The proposal looks awesome! We worked on a very similar set of contracts under the name of “Sequence”, in short is pretty much the same system, with the key difference that handleOp and verifyUserOp are bundled together on the same execute function. The relayer has to simulate this execute function with a fixed amount of gas and see if it’s going to get paid or not before sending the transaction.
The contracts are here: https://github.com/0xsequence/wallet-contracts
The cool thing is that our system could be upgraded to support this new standard, after all wallets are upgradable, and we could split our execute function into verifyUserOp and handleOp.

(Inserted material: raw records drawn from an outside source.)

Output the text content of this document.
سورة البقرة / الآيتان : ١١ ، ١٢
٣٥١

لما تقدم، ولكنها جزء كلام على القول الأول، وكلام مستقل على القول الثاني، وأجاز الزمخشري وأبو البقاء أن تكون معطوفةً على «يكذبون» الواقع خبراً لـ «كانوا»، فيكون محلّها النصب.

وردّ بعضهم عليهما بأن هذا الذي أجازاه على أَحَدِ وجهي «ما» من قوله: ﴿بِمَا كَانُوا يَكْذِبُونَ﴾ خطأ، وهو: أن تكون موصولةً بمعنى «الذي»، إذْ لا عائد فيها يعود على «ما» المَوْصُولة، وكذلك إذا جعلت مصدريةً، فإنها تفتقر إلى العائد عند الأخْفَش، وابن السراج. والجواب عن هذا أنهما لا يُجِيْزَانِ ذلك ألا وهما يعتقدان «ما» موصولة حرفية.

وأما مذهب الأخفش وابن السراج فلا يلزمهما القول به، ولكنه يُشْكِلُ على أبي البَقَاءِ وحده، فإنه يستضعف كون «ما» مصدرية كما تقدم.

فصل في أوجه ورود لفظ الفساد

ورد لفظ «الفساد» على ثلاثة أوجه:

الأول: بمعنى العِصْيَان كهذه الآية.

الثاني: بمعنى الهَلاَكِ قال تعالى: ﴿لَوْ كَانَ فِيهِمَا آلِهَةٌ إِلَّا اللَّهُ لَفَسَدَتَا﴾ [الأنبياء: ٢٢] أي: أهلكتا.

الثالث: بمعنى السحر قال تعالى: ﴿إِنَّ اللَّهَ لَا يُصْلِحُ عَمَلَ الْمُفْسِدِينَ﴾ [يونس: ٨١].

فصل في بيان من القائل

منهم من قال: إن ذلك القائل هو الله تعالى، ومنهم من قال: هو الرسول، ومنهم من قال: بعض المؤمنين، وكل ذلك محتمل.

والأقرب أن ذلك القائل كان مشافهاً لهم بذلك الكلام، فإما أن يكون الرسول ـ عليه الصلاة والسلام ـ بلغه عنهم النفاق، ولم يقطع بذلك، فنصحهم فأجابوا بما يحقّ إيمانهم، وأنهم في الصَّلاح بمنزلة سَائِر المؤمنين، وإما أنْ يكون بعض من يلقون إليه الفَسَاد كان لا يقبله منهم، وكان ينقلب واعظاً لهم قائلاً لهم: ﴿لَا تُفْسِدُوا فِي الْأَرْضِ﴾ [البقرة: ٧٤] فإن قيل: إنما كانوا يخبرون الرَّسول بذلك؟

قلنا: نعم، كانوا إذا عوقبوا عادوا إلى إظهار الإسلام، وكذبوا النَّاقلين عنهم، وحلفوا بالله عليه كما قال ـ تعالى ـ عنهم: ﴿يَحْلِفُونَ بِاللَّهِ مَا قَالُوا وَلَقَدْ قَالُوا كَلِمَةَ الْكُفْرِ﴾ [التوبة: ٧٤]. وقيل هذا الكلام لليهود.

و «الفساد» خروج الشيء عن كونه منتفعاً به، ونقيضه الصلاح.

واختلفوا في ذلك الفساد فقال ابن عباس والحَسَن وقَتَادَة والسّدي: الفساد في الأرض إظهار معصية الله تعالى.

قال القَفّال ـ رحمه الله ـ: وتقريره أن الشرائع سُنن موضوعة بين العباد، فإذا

The only roadblock I see is that we already have our own “Wallet factory”, it uses CREATE2 in pretty much the exact same way ERC4337 does (https://github.com/0xsequence/wallet-contracts/blob/master/src/contracts/Factory.sol) and wallets are indeed counter-factual, but afaik ERC4337 wallets must be created using the EntryPoint contract as factory. Thus our wallet addresses couldn’t benefit from the initCode property on the relayer network, because the resulting addresses would be different.
I wonder if this is an implementation detail or something by design, because by allowing contracts as wallet factories we could allow existing smart contract wallet implementations to be retrofitted without having to re-deploy all counter-factual accounts. I imagine this issue affects not only Sequence but also Gnosis, Argent, etc.
A possible solution could be to split initCode into two fields: initCode and initAddress, the creation of the wallet involves calling initAddress with initCode as data, after that EntryPoint could validate if the account address now contains code.
The trusts assumptions are the more or less the same, and any restrictions put on initCode (call external contracts, use timestamp, etc) could also be applied to initAddress.